Saturday, January 08, 2005

jerusalem palestinians can't, or won't, vote

it seems as if east jerusalem's 120,000 palestinians, technically residents of israel, will not vote in tomorrow's presidential election, the first since the 1996 Oslo-era elections in which recently deceased president arafat won by an overwhelming majority.

the problem for palestinians living here in jerusalem is complex, but mainly consists of inadequate polling centers and israel's refusal to publicly refute rumors that are scaring most of the 120,000 from even thinking about voting. the rumor, passed down from various clerks working in official israeli offices which deal daily with jerusalem's palestinian residents, is that if these people cast a vote they risk getting their rights as israeli residents revoked. palestinians living in jerusalem are granted health care and national insurance benefits like jewish israelis, as well as other benefits, and are terrified that voting in the national palestinian elections will give the israeli authorities an (unjustifiable) excuse to revoke their national IDs along with their benefits.

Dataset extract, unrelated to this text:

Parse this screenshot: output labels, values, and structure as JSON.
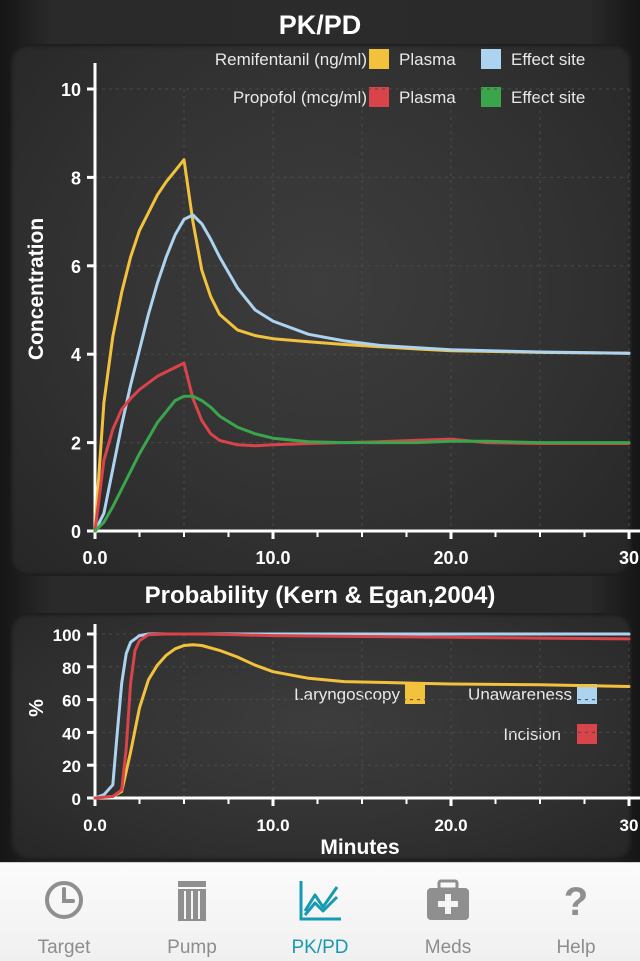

for this reason, those 120,000, according to this friday's jerusalem post, will not likely vote. even if they did, however, the restrictions israel has placed on voting pose insurmountable difficulties for them. according to various news sources, including the post, as well as local knowledge, these palestinians will be allowed to vote at one of six post offices in the jerusalem area. these polling places and various palestinian organizations have asserted that the post offices will only be able to process the votes of 6,000 people tomorrow. voting will take place from 7am to 7pm.

thus more than 110,000 palestinians in jerusalem will remain locked out of their national elections for the simple reason of too little space for voting. israeli authorities have argued that they will allow jerusalem residents to travel to nearby, west bank villages in order to cast a ballot. most jerusalem palestinians are not willing to take the chance that they will not be allowed re-entrance to jerusalem, however, and are likely to abstain.

this problem is further amplified by a report, again from the post, which says that israeli authorities closed registration offices after only one week during which jerusalem palestinians were allowed to register to vote. many people were turned away, and the officials operating the registration centers were threatened with arrest by israeli police as they initially refused to close down registration. some democracy.

tomorrow i will be travelling the west bank with my camera, documenting possible abuses at checkpoints, freedom of movement issues, etc. i will report on my travels tomorrow evening.